When adding a new model:

Create a new directory under models/
Implement the model as a flax.nnx.Module
Define a params dataclass (using @dataclass)
Add a wrapper in models/wrappers/ if needed
Add tests in test/test_models/

2. Recipes (`src/gensbi/recipes/`)#

Recipes (Pipelines) are high-level interfaces that orchestrate training and inference:

AbstractPipeline (in pipeline.py): Base class defining the training loop, validation, checkpointing, and EMA
Specific Pipelines: Combine a model with flow matching or diffusion (e.g., Flux1FlowPipeline)

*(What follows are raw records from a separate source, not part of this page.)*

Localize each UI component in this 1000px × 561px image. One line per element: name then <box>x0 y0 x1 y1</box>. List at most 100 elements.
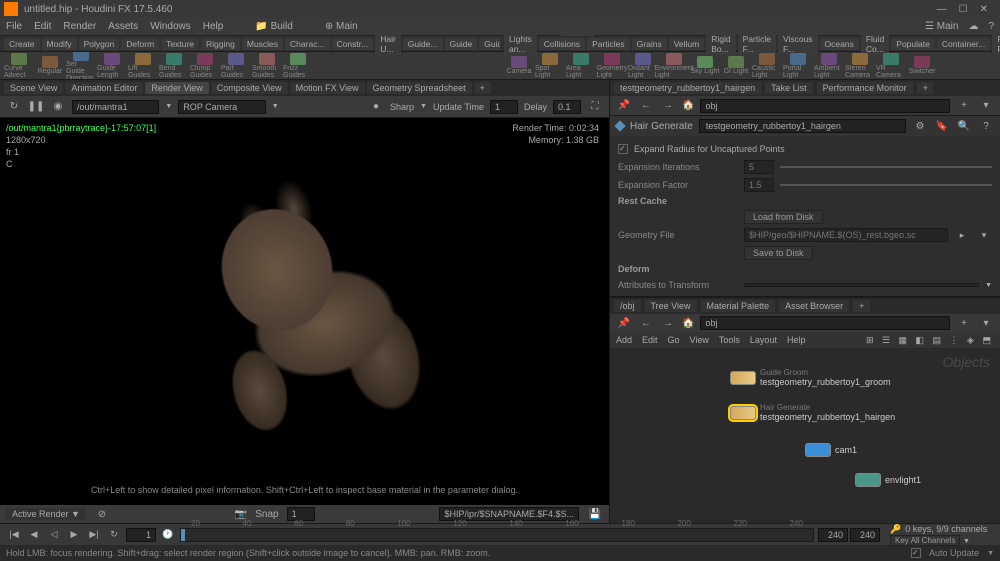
prev-frame-button[interactable]: ◀ <box>26 527 42 543</box>
shelf-tool[interactable]: Lift Guides <box>128 53 158 79</box>
shelf-tool[interactable]: Clump Guides <box>190 53 220 79</box>
shelf-tool[interactable]: Environment Light <box>659 53 689 79</box>
desktop-main[interactable]: ⊕ Main <box>325 21 358 32</box>
net-tab-tree[interactable]: Tree View <box>645 300 697 312</box>
shelf-tab[interactable]: Pyro FX <box>992 33 1000 55</box>
desktop-build[interactable]: 📁 Build <box>255 21 292 32</box>
filter-dropdown[interactable]: ▼ <box>420 103 427 110</box>
shelf-tool[interactable]: Part Guides <box>221 53 251 79</box>
net-add-icon[interactable]: + <box>956 315 972 331</box>
menu-assets[interactable]: Assets <box>108 21 138 32</box>
shelf-tab[interactable]: Hair U... <box>375 33 401 55</box>
tab-render-view[interactable]: Render View <box>145 82 208 94</box>
timeline-playhead[interactable] <box>181 529 185 541</box>
shelf-tool[interactable]: GI Light <box>721 56 751 75</box>
net-back-icon[interactable]: ← <box>638 315 654 331</box>
tag-icon[interactable]: 🔖 <box>934 118 950 134</box>
desktop-main2[interactable]: ☰ Main <box>925 21 958 32</box>
gear-icon[interactable]: ⚙ <box>912 118 928 134</box>
network-editor[interactable]: Objects Guide Groom testgeometry_rubbert… <box>610 348 1000 523</box>
tab-motionfx[interactable]: Motion FX View <box>290 82 365 94</box>
param-add-icon[interactable]: + <box>956 98 972 114</box>
shelf-tab[interactable]: Grains <box>632 38 667 50</box>
key-all-dropdown[interactable]: ▼ <box>963 538 970 545</box>
current-frame-field[interactable] <box>126 528 156 542</box>
tab-geo-spread[interactable]: Geometry Spreadsheet <box>367 82 472 94</box>
tab-anim-editor[interactable]: Animation Editor <box>65 82 143 94</box>
active-render-dropdown[interactable]: Active Render ▼ <box>6 508 86 520</box>
shelf-tool[interactable]: Guide Length <box>97 53 127 79</box>
shelf-tool[interactable]: Smooth Guides <box>252 53 282 79</box>
tab-add[interactable]: + <box>474 82 491 94</box>
expand-button[interactable]: ⛶ <box>587 99 603 115</box>
net-path-field[interactable]: obj <box>700 316 950 330</box>
menu-render[interactable]: Render <box>63 21 96 32</box>
help-icon[interactable]: ? <box>988 21 994 32</box>
net-tab-asset[interactable]: Asset Browser <box>779 300 849 312</box>
auto-update-dropdown[interactable]: ▼ <box>987 550 994 557</box>
geo-file-field[interactable]: $HIP/geo/$HIPNAME.$(OS)_rest.bgeo.sc <box>744 228 948 242</box>
range-end-field[interactable] <box>850 528 880 542</box>
shelf-tab[interactable]: Guide <box>445 38 478 50</box>
net-tab-obj[interactable]: /obj <box>614 300 641 312</box>
net-menu-help[interactable]: Help <box>787 335 806 345</box>
save-to-disk-button[interactable]: Save to Disk <box>744 246 813 260</box>
node-envlight[interactable]: envlight1 <box>855 473 921 487</box>
shelf-tool[interactable]: Caustic Light <box>752 53 782 79</box>
net-tab-add[interactable]: + <box>853 300 870 312</box>
pause-button[interactable]: ❚❚ <box>28 99 44 115</box>
shelf-tab[interactable]: Oceans <box>820 38 859 50</box>
node-name-field[interactable]: testgeometry_rubbertoy1_hairgen <box>699 119 906 133</box>
shelf-tab[interactable]: Muscles <box>242 38 283 50</box>
exp-fac-slider[interactable] <box>780 184 992 186</box>
param-tab-takes[interactable]: Take List <box>765 82 813 94</box>
maximize-button[interactable]: ☐ <box>959 4 968 15</box>
menu-windows[interactable]: Windows <box>150 21 191 32</box>
param-tab-perf[interactable]: Performance Monitor <box>817 82 913 94</box>
delay-field[interactable] <box>553 100 581 114</box>
render-view[interactable]: /out/mantra1{pbrraytrace}-17:57:07[1] 12… <box>0 118 609 505</box>
help-node-icon[interactable]: ? <box>978 118 994 134</box>
shelf-tab[interactable]: Viscous F... <box>778 33 818 55</box>
net-menu-add[interactable]: Add <box>616 335 632 345</box>
net-menu-view[interactable]: View <box>690 335 709 345</box>
tab-composite[interactable]: Composite View <box>211 82 288 94</box>
menu-edit[interactable]: Edit <box>34 21 51 32</box>
auto-update-checkbox[interactable] <box>911 548 921 558</box>
timeline-track[interactable]: 20406080100120140160180200220240 <box>180 528 814 542</box>
filter-sharp[interactable]: Sharp <box>390 102 414 112</box>
load-from-disk-button[interactable]: Load from Disk <box>744 210 823 224</box>
net-menu-tools[interactable]: Tools <box>719 335 740 345</box>
net-menu-icon[interactable]: ▾ <box>978 315 994 331</box>
shelf-tab[interactable]: Modify <box>42 38 77 50</box>
menu-help[interactable]: Help <box>203 21 224 32</box>
shelf-tool[interactable]: Portal Light <box>783 53 813 79</box>
shelf-tool[interactable]: Curve Advect <box>4 53 34 79</box>
shelf-tab[interactable]: Create <box>4 38 40 50</box>
pin-icon[interactable]: 📌 <box>616 98 632 114</box>
shelf-tab[interactable]: Rigging <box>201 38 240 50</box>
shelf-tab[interactable]: Guide... <box>403 38 443 50</box>
shelf-tool[interactable]: Stereo Camera <box>845 53 875 79</box>
net-tool-icon[interactable]: ⊞ ☰ ▦ ◧ ▤ ⋮ ◈ ⬒ <box>866 335 994 346</box>
net-menu-edit[interactable]: Edit <box>642 335 658 345</box>
exp-iter-slider[interactable] <box>780 166 992 168</box>
net-tab-mat[interactable]: Material Palette <box>701 300 776 312</box>
shelf-tool[interactable]: Regular <box>35 56 65 75</box>
attr-trans-field[interactable] <box>744 283 979 287</box>
shelf-tab[interactable]: Container... <box>937 38 990 50</box>
param-tab-add[interactable]: + <box>917 82 934 94</box>
expand-checkbox[interactable] <box>618 144 628 154</box>
save-render-button[interactable]: ◉ <box>50 99 66 115</box>
shelf-tab[interactable]: Rigid Bo... <box>706 33 735 55</box>
param-tab-node[interactable]: testgeometry_rubbertoy1_hairgen <box>614 82 761 94</box>
close-button[interactable]: ✕ <box>980 4 988 15</box>
kill-render-icon[interactable]: ⊘ <box>94 506 110 522</box>
exp-iter-field[interactable]: 5 <box>744 160 774 174</box>
play-back-button[interactable]: ◁ <box>46 527 62 543</box>
play-button[interactable]: ▶ <box>66 527 82 543</box>
shelf-tab[interactable]: Texture <box>161 38 199 50</box>
next-frame-button[interactable]: ▶| <box>86 527 102 543</box>
shelf-tab[interactable]: Lights an... <box>504 33 537 55</box>
shelf-tab[interactable]: Constr... <box>332 38 374 50</box>
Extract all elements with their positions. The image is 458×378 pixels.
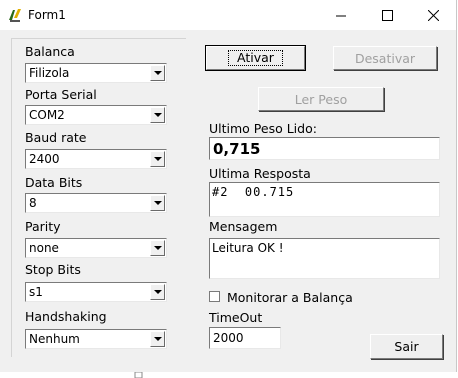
ativar-label: Ativar (228, 50, 283, 66)
handshaking-label: Handshaking (25, 309, 107, 324)
app-icon (9, 9, 21, 22)
baud-select[interactable]: 2400 (25, 149, 167, 169)
ultima-resposta-value: #2 00.715 (212, 185, 295, 199)
parity-value: none (29, 241, 59, 255)
sair-label: Sair (394, 339, 419, 354)
maximize-icon (381, 9, 393, 21)
ler-peso-label: Ler Peso (294, 91, 348, 107)
databits-value: 8 (29, 196, 37, 210)
handshaking-select[interactable]: Nenhum (25, 329, 167, 349)
chevron-down-icon[interactable] (150, 65, 165, 81)
ultima-resposta-field[interactable]: #2 00.715 (209, 182, 440, 217)
ultimo-peso-field[interactable]: 0,715 (209, 137, 440, 160)
minimize-button[interactable] (318, 0, 364, 30)
porta-value: COM2 (29, 108, 65, 122)
databits-label: Data Bits (25, 175, 83, 190)
mensagem-value: Leitura OK ! (212, 241, 284, 255)
parity-select[interactable]: none (25, 238, 167, 258)
chevron-down-icon[interactable] (150, 195, 165, 211)
mensagem-field[interactable]: Leitura OK ! (209, 238, 440, 279)
title-bar[interactable]: Form1 (0, 0, 456, 30)
background-strip (0, 372, 458, 378)
close-icon (427, 9, 439, 21)
monitorar-label[interactable]: Monitorar a Balança (227, 290, 353, 305)
handshaking-value: Nenhum (29, 332, 80, 346)
chevron-down-icon[interactable] (150, 331, 165, 347)
close-button[interactable] (410, 0, 456, 30)
chevron-down-icon[interactable] (150, 284, 165, 300)
stopbits-select[interactable]: s1 (25, 282, 167, 302)
maximize-button[interactable] (364, 0, 410, 30)
ultimo-peso-label: Ultimo Peso Lido: (209, 121, 317, 136)
porta-label: Porta Serial (25, 87, 97, 102)
baud-value: 2400 (29, 152, 60, 166)
chevron-down-icon[interactable] (150, 151, 165, 167)
monitorar-checkbox[interactable] (209, 291, 220, 302)
ultima-resposta-label: Ultima Resposta (209, 166, 311, 181)
file-icon (134, 372, 143, 378)
stopbits-label: Stop Bits (25, 262, 81, 277)
minimize-icon (335, 15, 346, 16)
ultimo-peso-value: 0,715 (213, 140, 261, 158)
baud-label: Baud rate (25, 130, 87, 145)
desativar-label: Desativar (354, 50, 416, 66)
timeout-value: 2000 (213, 331, 244, 345)
chevron-down-icon[interactable] (150, 107, 165, 123)
ativar-button[interactable]: Ativar (205, 45, 306, 71)
form1-window: Form1 Balanca Filizola Porta Serial COM2… (0, 0, 457, 373)
desativar-button[interactable]: Desativar (333, 46, 437, 70)
timeout-input[interactable]: 2000 (209, 327, 281, 349)
chevron-down-icon[interactable] (150, 240, 165, 256)
parity-label: Parity (25, 219, 61, 234)
sair-button[interactable]: Sair (370, 334, 443, 359)
databits-select[interactable]: 8 (25, 193, 167, 213)
mensagem-label: Mensagem (209, 219, 278, 234)
balanca-select[interactable]: Filizola (25, 63, 167, 83)
balanca-label: Balanca (25, 44, 75, 59)
ler-peso-button[interactable]: Ler Peso (258, 87, 384, 111)
timeout-label: TimeOut (209, 310, 263, 325)
balanca-value: Filizola (29, 66, 70, 80)
stopbits-value: s1 (29, 285, 43, 299)
porta-select[interactable]: COM2 (25, 105, 167, 125)
window-title: Form1 (28, 8, 66, 22)
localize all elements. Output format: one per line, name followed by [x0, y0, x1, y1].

When adding a new pipeline:

Inherit from AbstractPipeline
Implement required abstract methods
Override _get_optimizer() if you need a custom optimizer
Override get_default_training_config() for custom hyperparameters

3. Flow Matching (`src/gensbi/flow_matching/`)#

Components for Optimal Transport Flow Matching:

Paths (path/): Define interpolation between source and target (e.g., AffineProbPath with CondOTScheduler)
Solvers (solver/): ODE solvers for inference (e.g., ODESolver)
Loss (loss/): Flow matching loss functions

4. Diffusion (`src/gensbi/diffusion/`)#

Components for diffusion models:

Paths (path/): Define noise schedules and paths (e.g., EDMPath)
Solvers (solver/): Inference samplers and solvers (e.g., SDESolver, EDMSampler)

How to Add New Features#

Adding a New Model Architecture#

Create src/gensbi/models/your_model/

Implement the model:

from flax import nnx
from dataclasses import dataclass

@dataclass
class YourModelParams:
    num_layers: int
    hidden_dim: int
    # ... other params

class YourModel(nnx.Module):
    def __init__(self, params: YourModelParams):
        # Initialize layers
        pass
    
    def __call__(self, x, context=None):
        # Forward pass
        return output

Add a pipeline recipe in src/gensbi/recipes/your_model.py
Write tests in test/test_models/test_your_model.py
Add a Model Card in docs/basics/model_cards.md

Adding a New Training Feature#

If it’s pipeline-specific: Override methods in your pipeline class
If it’s general: Add to AbstractPipeline in src/gensbi/recipes/pipeline.py
Add configuration options to get_default_training_config()
Write tests in test/test_recipes/

Adding a New Loss Function#

Create the loss in src/gensbi/models/losses/ or src/gensbi/flow_matching/loss/
Make it compatible with the pipeline’s get_loss_fn() method
Add tests in the appropriate test directory

Testing Guidelines#

Write tests for all new functionality
Use pytest fixtures for common setup
Test edge cases and error conditions
Ensure tests are deterministic (use fixed random seeds)
Run the full test suite before submitting a PR

Example test structure:

import pytest
from gensbi.models.your_model import YourModel, YourModelParams

def test_your_model_forward_pass():
    params = YourModelParams(num_layers=2, hidden_dim=64)
    model = YourModel(params)
    # ... test logic

Documentation Guidelines#

When adding new features:

Docstrings: Add Google-style docstrings to all public functions/classes

def your_function(arg1: int, arg2: str) -> float:
    """Brief description.
    
    Longer description if needed.
    
    Args:
        arg1: Description of arg1.
        arg2: Description of arg2.
        
    Returns:
        Description of return value.
    """

User Guides: Update relevant guides in docs/basics/ if your feature affects users
Model Cards: If adding a new model, add a section to docs/basics/model_cards.md
Examples: Consider adding a simple example in the docstring or a notebook in the examples repo

Pull Request Process#

Create a branch: git checkout -b feature/your-feature-name
Make changes: Implement your feature with tests
Run tests: pytest test/
Update docs: Add/update documentation as needed
Commit: Use clear, descriptive commit messages
Push: git push origin feature/your-feature-name
Open PR: Provide a clear description of changes and motivation

Code Review#

All PRs will be reviewed for:

Correctness and functionality
Test coverage
Code style and clarity
Documentation completeness
Compatibility with existing features

Questions?#

If you have questions about contributing:

Check the Conceptual Overview to understand the architecture
Read the API Documentation
Open an issue on GitHub for discussion

We appreciate your contributions and look forward to collaborating with you!